Chloramine tablets are often used to treat water. In order to be competitive on the market, it is necessary to bring our price into line with our competitors. Therefore, to give us an order of magnitude, cost of chloramine tablets to treat the same volume of water as our product can be calculated.

The product “Chloramine 60 Tablets from SANOFI AVENTIS BELGIUM”6 contains 60 tablets of chloramine and costs 3.69€. According to the instructions, 1 to 4 tablets must be dissolved in 25L of water, depending on the water pollution degree. One tablet costs 3.69/60=0.0615€. Thus, treating 25 L of water costs up to 246cts (4 tablets) and up to 9.84cts for 1L.

To conclude, treating water with our system should not cost more than 10cts per L.

Conclusion about the scope statement

To conclude, the system must be able to detect V. cholerae and release AMPs from a threshold concentration of pathogenic bacterium in water. The water treatment aspect thanks to AMPs is essential.

The device that we have to create must gather technical criteria from an environmental, safety, material and economic point of view that we have listed in the scope statement. These specifications were defined taking into account the advice we received from the people we met throughout our project.

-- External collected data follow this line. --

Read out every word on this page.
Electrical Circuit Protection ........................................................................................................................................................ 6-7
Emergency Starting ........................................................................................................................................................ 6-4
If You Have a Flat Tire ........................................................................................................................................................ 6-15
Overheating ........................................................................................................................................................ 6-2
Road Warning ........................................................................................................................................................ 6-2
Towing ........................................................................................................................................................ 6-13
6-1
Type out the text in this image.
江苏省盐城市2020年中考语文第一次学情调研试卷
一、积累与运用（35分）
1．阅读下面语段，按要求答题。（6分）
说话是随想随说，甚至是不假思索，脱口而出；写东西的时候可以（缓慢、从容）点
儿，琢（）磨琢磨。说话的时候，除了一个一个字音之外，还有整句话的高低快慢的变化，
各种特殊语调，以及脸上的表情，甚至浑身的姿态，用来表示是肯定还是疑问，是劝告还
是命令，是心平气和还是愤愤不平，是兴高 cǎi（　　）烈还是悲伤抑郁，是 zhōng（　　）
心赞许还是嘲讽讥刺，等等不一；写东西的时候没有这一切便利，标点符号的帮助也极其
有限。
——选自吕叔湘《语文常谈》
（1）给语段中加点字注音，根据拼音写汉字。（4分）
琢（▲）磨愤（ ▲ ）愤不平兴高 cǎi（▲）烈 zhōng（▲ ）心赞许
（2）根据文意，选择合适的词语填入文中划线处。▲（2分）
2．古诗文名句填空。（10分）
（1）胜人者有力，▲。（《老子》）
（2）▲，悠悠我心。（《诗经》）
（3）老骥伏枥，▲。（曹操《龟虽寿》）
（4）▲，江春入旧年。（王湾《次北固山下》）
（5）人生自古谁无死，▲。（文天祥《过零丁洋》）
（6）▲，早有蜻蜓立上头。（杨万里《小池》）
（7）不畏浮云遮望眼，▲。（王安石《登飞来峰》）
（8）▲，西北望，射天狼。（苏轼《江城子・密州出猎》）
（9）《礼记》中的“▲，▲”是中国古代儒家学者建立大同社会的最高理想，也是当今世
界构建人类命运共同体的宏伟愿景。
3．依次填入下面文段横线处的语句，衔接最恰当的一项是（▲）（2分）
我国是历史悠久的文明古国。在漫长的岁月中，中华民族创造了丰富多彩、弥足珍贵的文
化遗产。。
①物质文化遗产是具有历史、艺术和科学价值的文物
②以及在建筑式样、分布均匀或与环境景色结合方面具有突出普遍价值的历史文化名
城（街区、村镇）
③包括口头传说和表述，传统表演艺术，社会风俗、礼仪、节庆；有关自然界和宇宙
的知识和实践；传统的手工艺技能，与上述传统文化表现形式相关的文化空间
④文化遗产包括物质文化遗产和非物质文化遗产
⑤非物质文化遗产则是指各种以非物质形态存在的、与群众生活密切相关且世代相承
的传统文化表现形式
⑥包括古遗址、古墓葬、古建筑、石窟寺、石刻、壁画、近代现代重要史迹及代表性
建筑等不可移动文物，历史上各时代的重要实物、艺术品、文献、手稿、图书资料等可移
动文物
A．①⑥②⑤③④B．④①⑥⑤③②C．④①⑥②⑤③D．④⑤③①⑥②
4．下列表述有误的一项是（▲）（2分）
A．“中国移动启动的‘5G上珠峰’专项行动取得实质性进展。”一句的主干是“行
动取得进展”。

The design of the device will have to best fit these constraints to be accepted by our potential future customers.

References

  1. Baron, S. (Ed.). (1996). Medical Microbiology (4th ed.). Galveston (TX): University of Texas Medical Branch at Galveston.
  2. Nelson et al. (2009). Modeling multiple ecosystem services, biodiversity conservation, commodity production, and tradeoffs at landscape scales. Front Ecol Environ, 7(1): 4-11.
  3. Pata, S., Yaraksa, N., Daduang, S., Temsiripong, Y., Svasti, J., Araki, T., & Thammasirirak, S. (2011). Characterization of the novel antibacterial peptide Leucrocin from crocodile (Crocodylus siamensis) white blood cell extracts. Developmental and Comparative Immunology, 35(5), 545–553. https://doi.org/10.1016/j.dci.2010.12.011
  4. Prajanban, B.-O., Jangpromma, N., Araki, T., & Klaynongsruang, S. (2017). Antimicrobial effects of novel peptides cOT2 and sOT2 derived from Crocodylus siamensis and Pelodiscus sinensis ovotransferrins. Biochimica Et Biophysica Acta<, 1859(5), 860–869. https://doi.org/10.1016/j.bbamem.2017.01.035
  5. Yaraksa, N., Anunthawan, T., Theansungnoen, T., Daduang, S., Araki, T., Dhiravisit, A., & Thammasirirak, S. (2014). Design and synthesis of cationic antibacterial peptide based on Leucrocin I sequence, antibacterial peptide from crocodile (Crocodylus siamensis) white blood cell extracts. The Journal of Antibiotics, 67(3), 205–212. https://doi.org/10.1038/ja.2013.114
  6. Newpharma. Chloramine 60 Comprimés de SANOFI AVENTIS BELGIUM.